Center specific microeconomic aspects and overall survival. The graphs illustrate Cox model estimates of overall survival of 37,542 patients with an allogeneic HSCT by center specific microeconomic aspects (for definitions see Methods section). The model integrates year of transplant, years of experience, size of the center, main disease indication, EBMT risk score, conditioning and accreditation status as factors. a. Patient volume. The graph shows Cox model estimates of overall survival depending on patient volume in absolute numbers. Numbers give numbers of patients treated for the respective disease in the year of the transplant at the patients' center (0–4 patients blue, 5–9 patients green, 10–14 patients yellow, 15–19 patients purple, 20 patients and > 20 patients red). b. Program duration. The graph shows Cox model estimates of overall survival depending on the centers program duration in years for. Numbers give numbers of years of program duration at the time of the transplant (0–4 years blue, 5–9 years green, 10–14 years yellow, 15–19 years purple, 20 years and > 20 years red). (For interpretation of the references to color in this figure legend, the reader is referred to the web version of this article.)

Fig. 3

Country specific macroeconomic aspects and overall survival: impact of total Health Care Expenditures as a fraction of GNI/cap.

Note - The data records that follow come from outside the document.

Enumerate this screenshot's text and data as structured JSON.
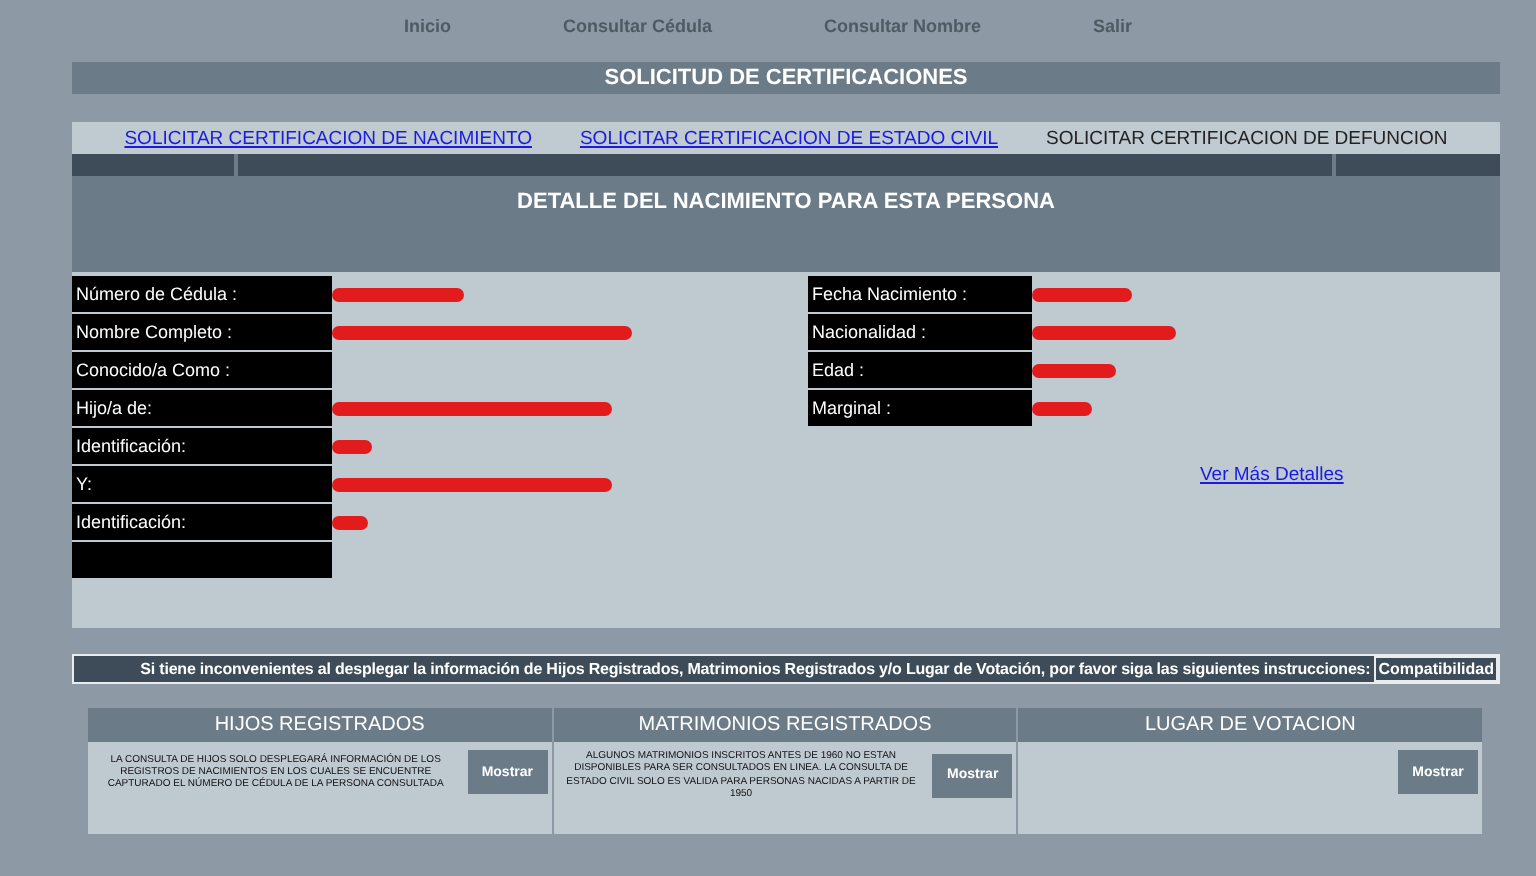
{
  "nav": [
    "Inicio",
    "Consultar Cédula",
    "Consultar Nombre",
    "Salir"
  ],
  "title": "SOLICITUD DE CERTIFICACIONES",
  "links": [
    {
      "label": "SOLICITAR CERTIFICACION DE NACIMIENTO",
      "selected": false
    },
    {
      "label": "SOLICITAR CERTIFICACION DE ESTADO CIVIL",
      "selected": false
    },
    {
      "label": "SOLICITAR CERTIFICACION DE DEFUNCION",
      "selected": true
    }
  ],
  "detail_title": "DETALLE DEL NACIMIENTO PARA ESTA PERSONA",
  "left_fields": [
    {
      "label": "Número de Cédula :",
      "redacted": true
    },
    {
      "label": "Nombre Completo :",
      "redacted": true
    },
    {
      "label": "Conocido/a Como :",
      "redacted": false
    },
    {
      "label": "Hijo/a de:",
      "redacted": true
    },
    {
      "label": "Identificación:",
      "redacted": true
    },
    {
      "label": "Y:",
      "redacted": true
    },
    {
      "label": "Identificación:",
      "redacted": true
    },
    {
      "redacted": false
    }
  ],
  "right_fields": [
    {
      "label": "Fecha Nacimiento :",
      "redacted": true
    },
    {
      "label": "Nacionalidad :",
      "redacted": true
    },
    {
      "label": "Edad :",
      "redacted": true
    },
    {
      "label": "Marginal :",
      "redacted": true
    }
  ],
  "more_link": "Ver Más Detalles",
  "notice": "Si tiene inconvenientes al desplegar la información de Hijos Registrados, Matrimonios Registrados y/o Lugar de Votación, por favor siga las siguientes instrucciones:",
  "notice_button": "Compatibilidad",
  "sections": [
    {
      "title": "HIJOS REGISTRADOS",
      "text": "LA CONSULTA DE HIJOS SOLO DESPLEGARÁ INFORMACIÓN DE LOS REGISTROS DE NACIMIENTOS EN LOS CUALES SE ENCUENTRE CAPTURADO EL NÚMERO DE CÉDULA DE LA PERSONA CONSULTADA",
      "button": "Mostrar"
    },
    {
      "title": "MATRIMONIOS REGISTRADOS",
      "text": "ALGUNOS MATRIMONIOS INSCRITOS ANTES DE 1960 NO ESTAN DISPONIBLES PARA SER CONSULTADOS EN LINEA. LA CONSULTA DE ESTADO CIVIL SOLO ES VALIDA PARA PERSONAS NACIDAS A PARTIR DE 1950",
      "button": "Mostrar"
    },
    {
      "title": "LUGAR DE VOTACION",
      "button": "Mostrar"
    }
  ]
}
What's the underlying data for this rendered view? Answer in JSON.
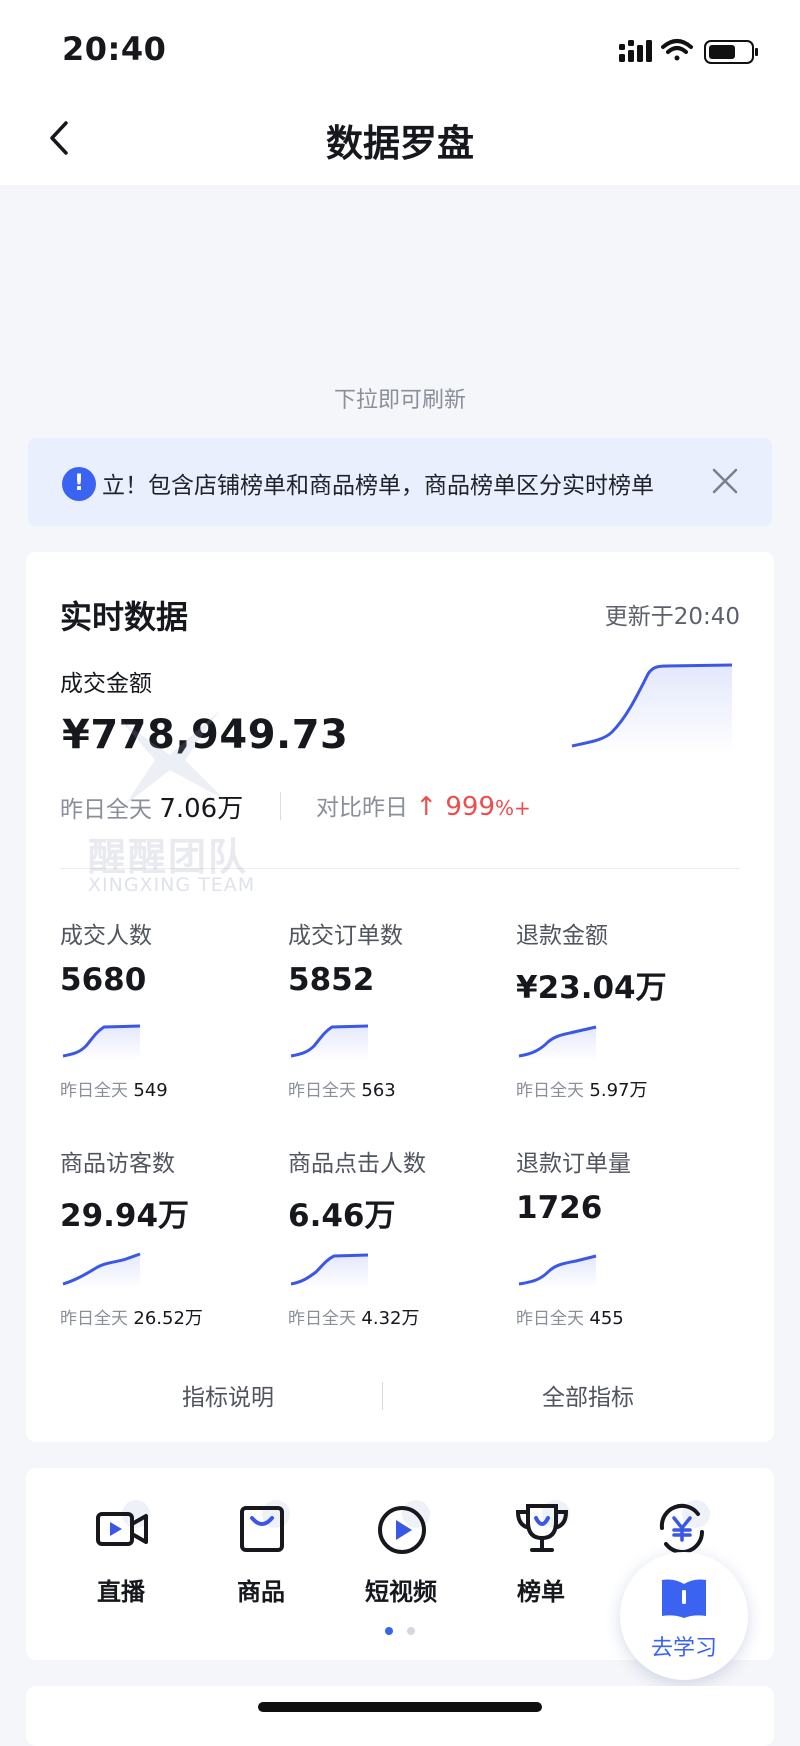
{
  "status_bar": {
    "time": "20:40"
  },
  "nav": {
    "title": "数据罗盘",
    "back_icon": "chevron-left-icon"
  },
  "pull_hint": "下拉即可刷新",
  "notice": {
    "text": "立！包含店铺榜单和商品榜单，商品榜单区分实时榜单",
    "icon": "alert-icon",
    "close_icon": "close-icon"
  },
  "realtime": {
    "title": "实时数据",
    "updated": "更新于20:40",
    "gmv": {
      "label": "成交金额",
      "value": "¥778,949.73",
      "yesterday_label": "昨日全天",
      "yesterday_value": "7.06万",
      "compare_label": "对比昨日",
      "compare_value": "↑ 999",
      "compare_suffix": "%+"
    },
    "metrics": [
      {
        "label": "成交人数",
        "value": "5680",
        "yesterday_label": "昨日全天",
        "yesterday_value": "549"
      },
      {
        "label": "成交订单数",
        "value": "5852",
        "yesterday_label": "昨日全天",
        "yesterday_value": "563"
      },
      {
        "label": "退款金额",
        "value": "¥23.04万",
        "yesterday_label": "昨日全天",
        "yesterday_value": "5.97万"
      },
      {
        "label": "商品访客数",
        "value": "29.94万",
        "yesterday_label": "昨日全天",
        "yesterday_value": "26.52万"
      },
      {
        "label": "商品点击人数",
        "value": "6.46万",
        "yesterday_label": "昨日全天",
        "yesterday_value": "4.32万"
      },
      {
        "label": "退款订单量",
        "value": "1726",
        "yesterday_label": "昨日全天",
        "yesterday_value": "455"
      }
    ],
    "footer": {
      "left": "指标说明",
      "right": "全部指标"
    }
  },
  "watermark": {
    "cn": "醒醒团队",
    "en": "XINGXING TEAM"
  },
  "tools": [
    {
      "label": "直播",
      "icon": "video-camera-icon"
    },
    {
      "label": "商品",
      "icon": "shopping-bag-icon"
    },
    {
      "label": "短视频",
      "icon": "play-circle-icon"
    },
    {
      "label": "榜单",
      "icon": "trophy-icon"
    },
    {
      "label": "",
      "icon": "yuan-refresh-icon"
    }
  ],
  "pager": {
    "pages": 2,
    "current": 1
  },
  "learn": {
    "label": "去学习",
    "icon": "book-icon"
  },
  "colors": {
    "accent": "#3b63f2",
    "up": "#ee4d4d",
    "page_bg": "#f5f6f9"
  }
}
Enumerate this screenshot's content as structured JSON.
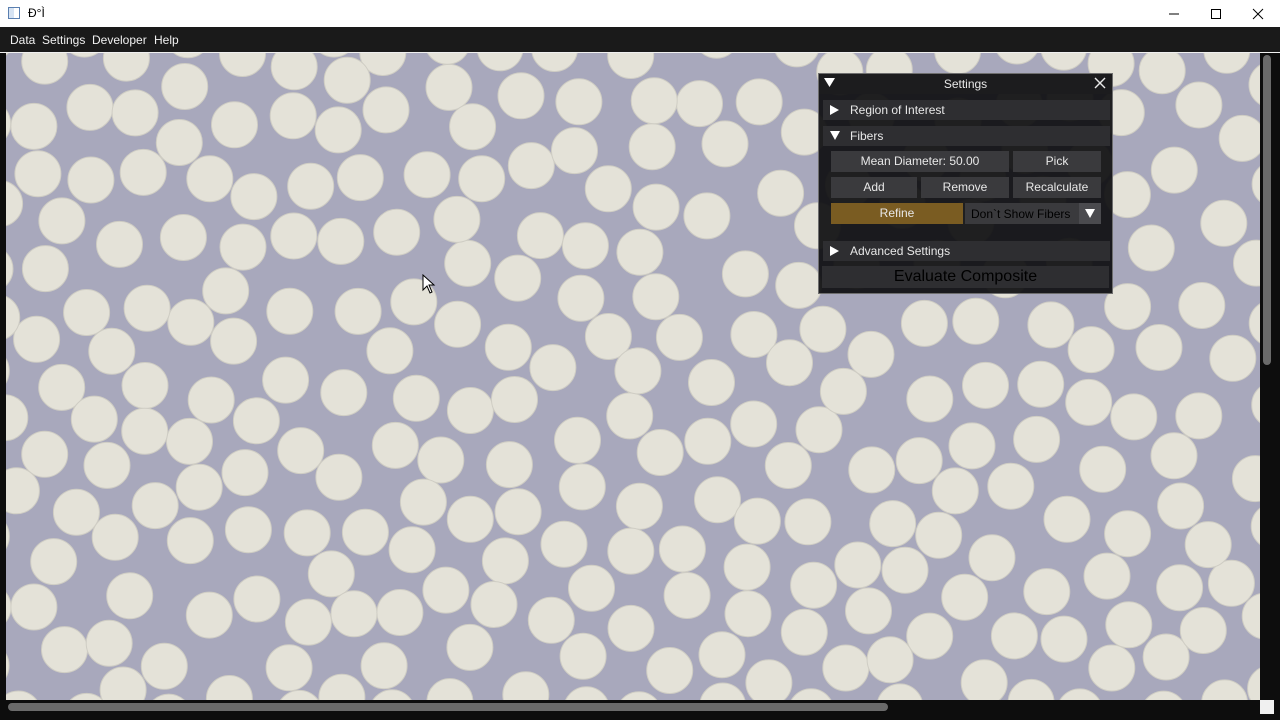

The graphs depict the regression analyses of the country specific risk of death (inverse of overall survival) after HSCT against the respective countries Health Care Expenditures as a fraction of its GNI/cap. Country specific hazard ratios were adjusted for established treatment, disease, patient and donor risks factors as well as for center size, center experience and center accreditation (for details see Methods section). 3a. Allogeneic HSCT. The graph depicts the regression analysis of country specific hazards after allogeneic HSCT against the Health Care Expenditures as a fraction of GNI/cap. Spearman rank test: R² = 0·21; p = 0·01. Abbreviations correspond to the respective country codes. b. Autologous HSCT. The graph depicts the regression analysis of country specific hazards after autologous HSCT against the Health Care Expenditures as a fraction of GNI/cap. Spearman R² = 0·03 (3% explained variance); p = 0·38. Abbreviations correspond to the respective country codes.